Manitoba, with the most balanced agricultural economy in the West, was least generally affected.
The most robust farmland market in the West was in Alberta, which recorded an average 4.9 percent increase over the six months.
However, it is a misleading average, reflecting strong prices in south and central Alberta where irrigated and special crop lands are in demand.
FCC analysts said much of the demand flows from expectations that a new potato processing plant in Taber will increase demand for that crop.
Expansion of Calgary into rural lands, and the pressure on surrounding lands for acreages, also influenced the overall average.
However, in more grain and traditional farm-dependent areas, land values were soft. “The north experienced less optimism and weak-to-stable prices,” said the FCC report.

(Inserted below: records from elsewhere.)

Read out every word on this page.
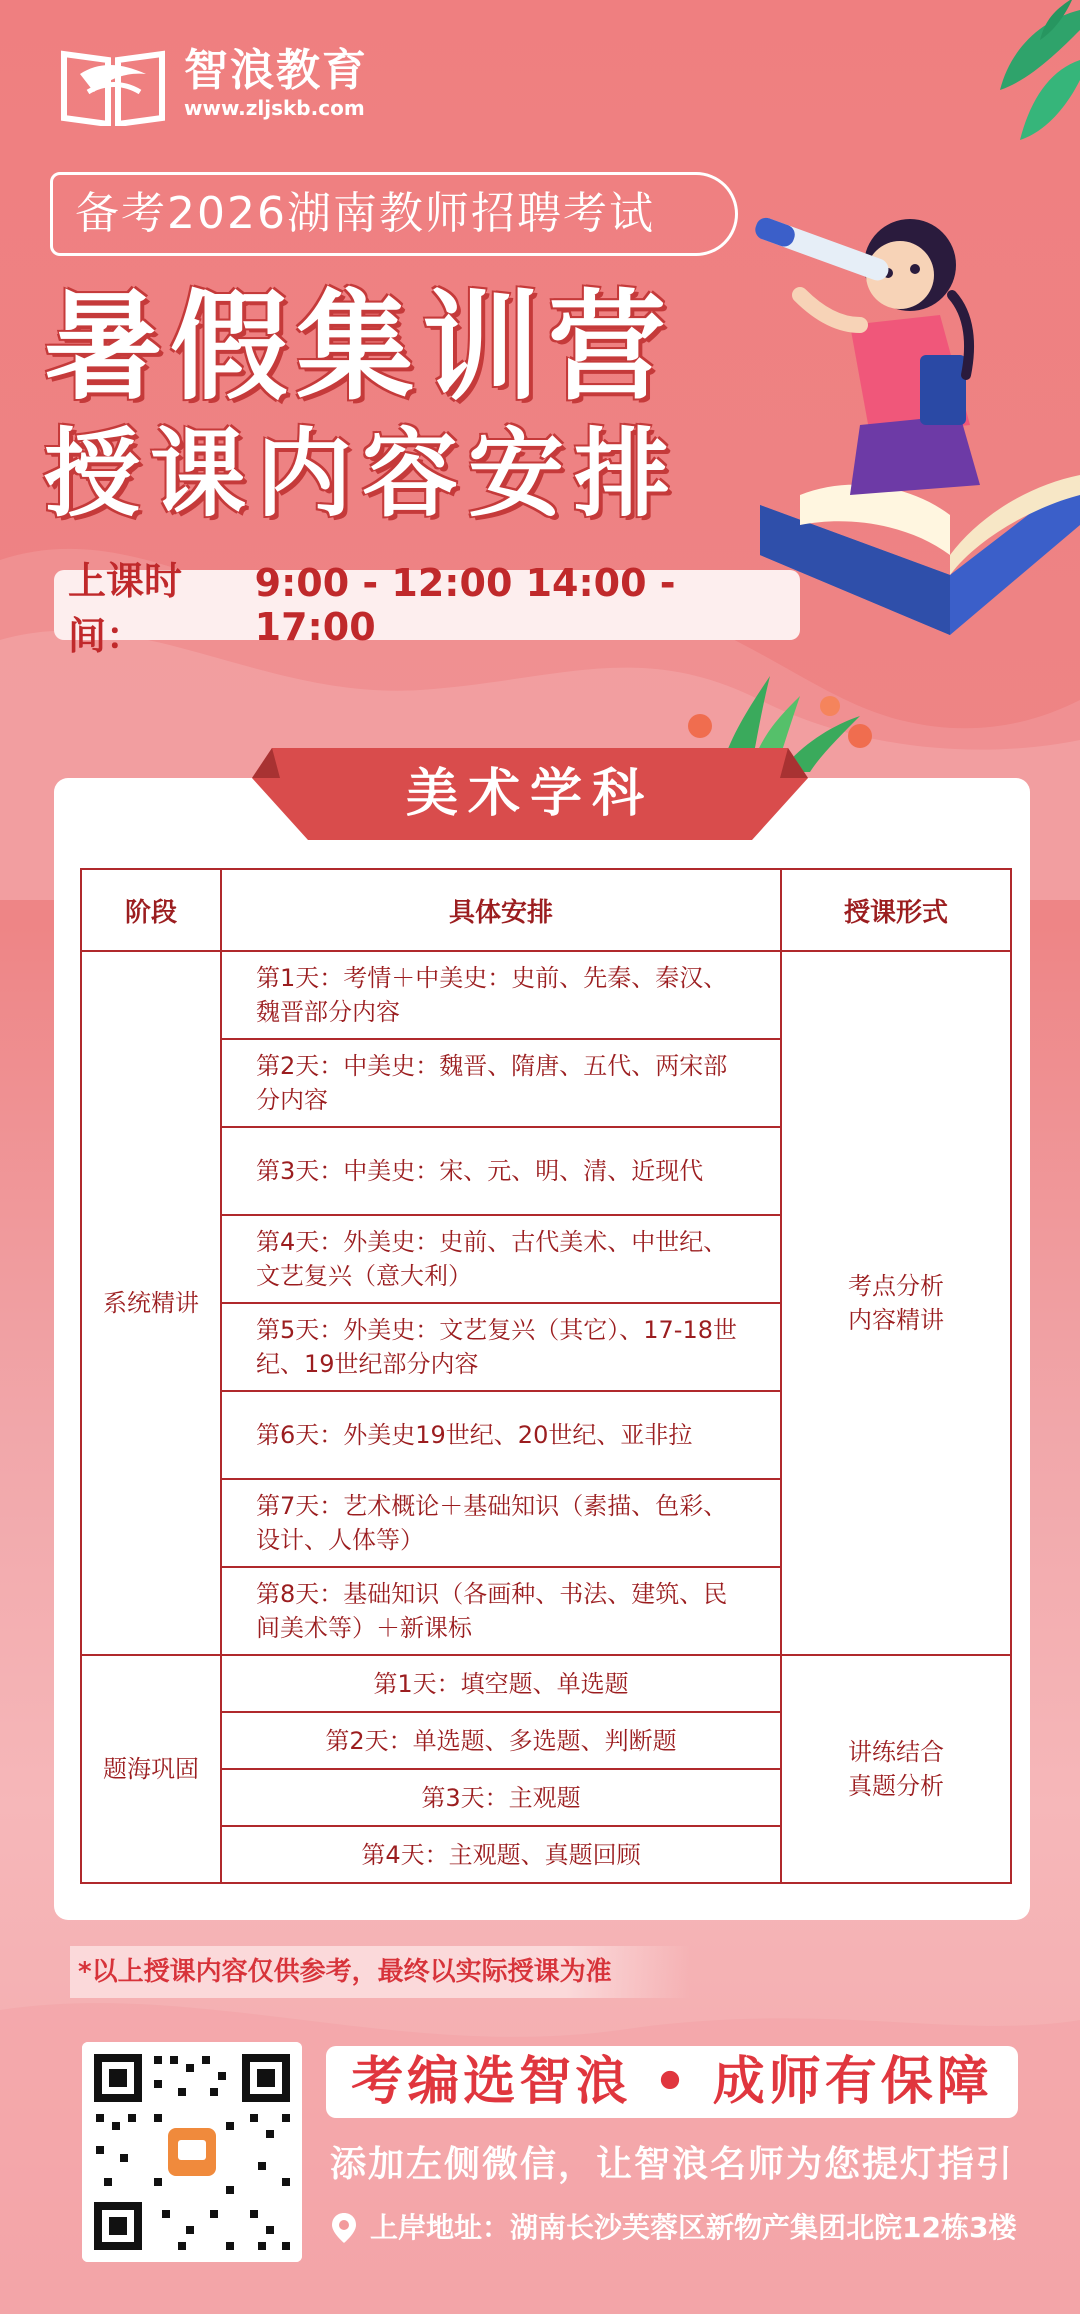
智浪教育
www.zljskb.com
备考2026湖南教师招聘考试
暑假集训营
授课内容安排
上课时间：
9:00 - 12:00 14:00 - 17:00
美术学科
阶段	具体安排	授课形式
系统精讲	第1天：考情＋中美史：史前、先秦、秦汉、魏晋部分内容	考点分析
内容精讲

	第2天：中美史：魏晋、隋唐、五代、两宋部分内容	
	第3天：中美史：宋、元、明、清、近现代	
	第4天：外美史：史前、古代美术、中世纪、文艺复兴（意大利）	
	第5天：外美史：文艺复兴（其它）、17-18世纪、19世纪部分内容	
	第6天：外美史19世纪、20世纪、亚非拉	
	第7天：艺术概论＋基础知识（素描、色彩、设计、人体等）	
	第8天：基础知识（各画种、书法、建筑、民间美术等）＋新课标	
题海巩固	第1天：填空题、单选题	讲练结合
真题分析

	第2天：单选题、多选题、判断题	
	第3天：主观题	
	第4天：主观题、真题回顾	
*以上授课内容仅供参考，最终以实际授课为准
考编选智浪 • 成师有保障
添加左侧微信，让智浪名师为您提灯指引
上岸地址：湖南长沙芙蓉区新物产集团北院12栋3楼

In Manitoba, where average land values rose 2.7 percent, the FCC said cereal land prices remained stable and there was some increase in demand for land in areas where crop diversification is happening.

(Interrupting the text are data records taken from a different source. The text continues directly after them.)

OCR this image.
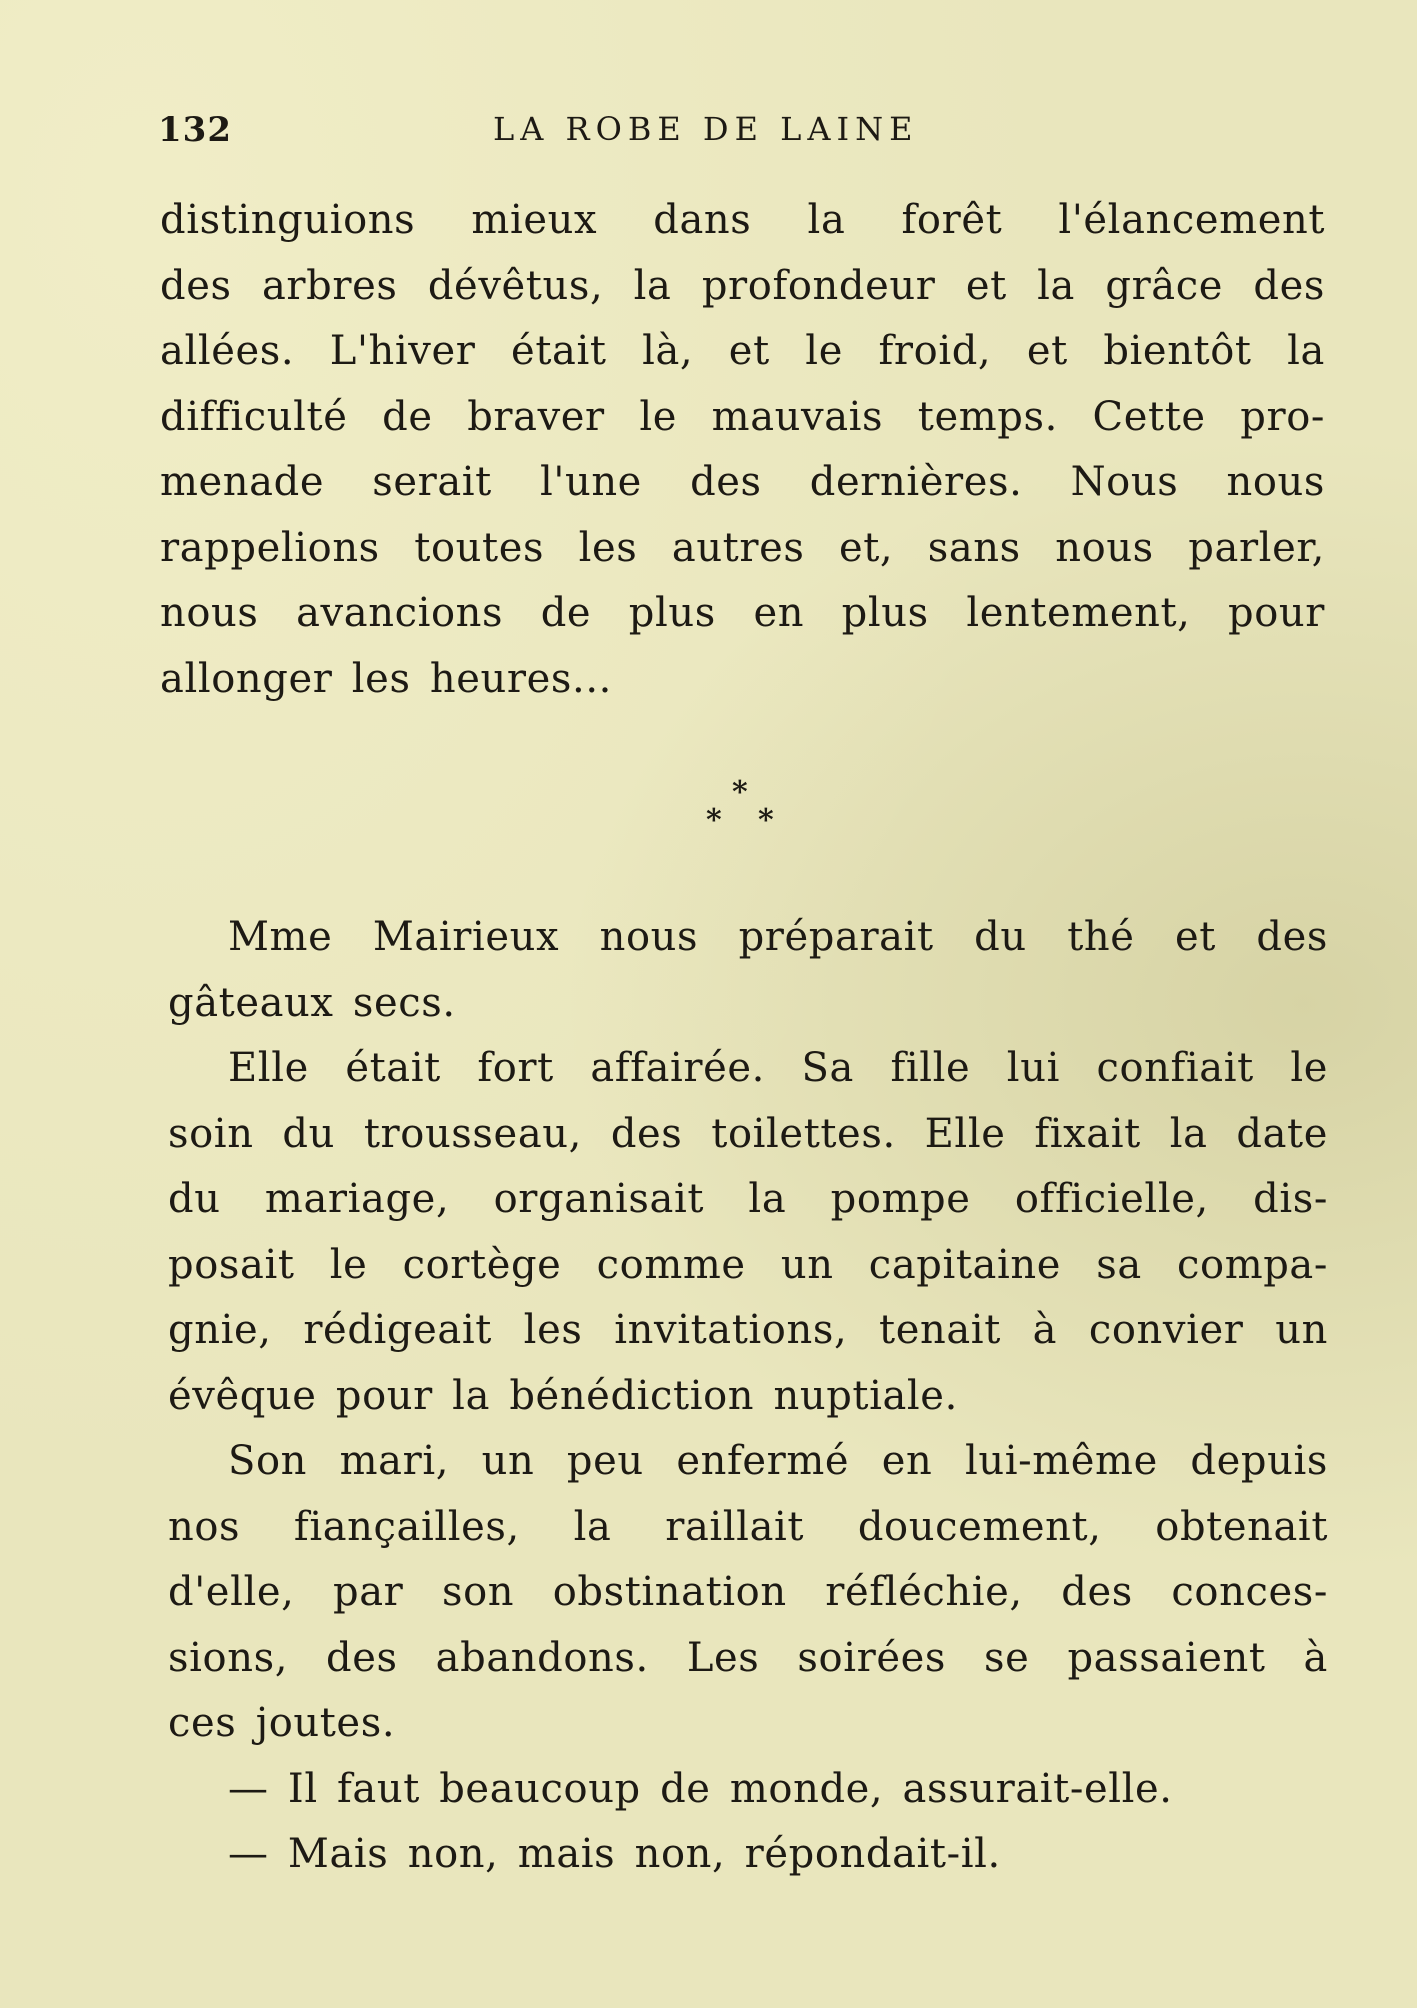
132	LA ROBE DE LAINE
distinguions mieux dans la forêt l'élancement
des arbres dévêtus, la profondeur et la grâce des
allées. L'hiver était là, et le froid, et bientôt la
difficulté de braver le mauvais temps. Cette pro-
menade serait l'une des dernières. Nous nous
rappelions toutes les autres et, sans nous parler,
nous avancions de plus en plus lentement, pour
allonger les heures...
*
* *
Mme Mairieux nous préparait du thé et des
gâteaux secs.
Elle était fort affairée. Sa fille lui confiait le
soin du trousseau, des toilettes. Elle fixait la date
du mariage, organisait la pompe officielle, dis-
posait le cortège comme un capitaine sa compa-
gnie, rédigeait les invitations, tenait à convier un
évêque pour la bénédiction nuptiale.
Son mari, un peu enfermé en lui-même depuis
nos fiançailles, la raillait doucement, obtenait
d'elle, par son obstination réfléchie, des conces-
sions, des abandons. Les soirées se passaient à
ces joutes.
— Il faut beaucoup de monde, assurait-elle.
— Mais non, mais non, répondait-il.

Saskatchewan’s land prices have remained stuck at last winter’s levels. “Purchasers are cautious as a result of lower grain prices,” said the analysis. “Activity in the land market has slowed down in the last six months. Land prices have leveled off at current levels.”
The hardest hit province has been British Columbia, where average land prices have declined 2.5 percent.
The FCC said it is because of lower prices for fruits and vegetables and a “generally weakening” B.C. economy.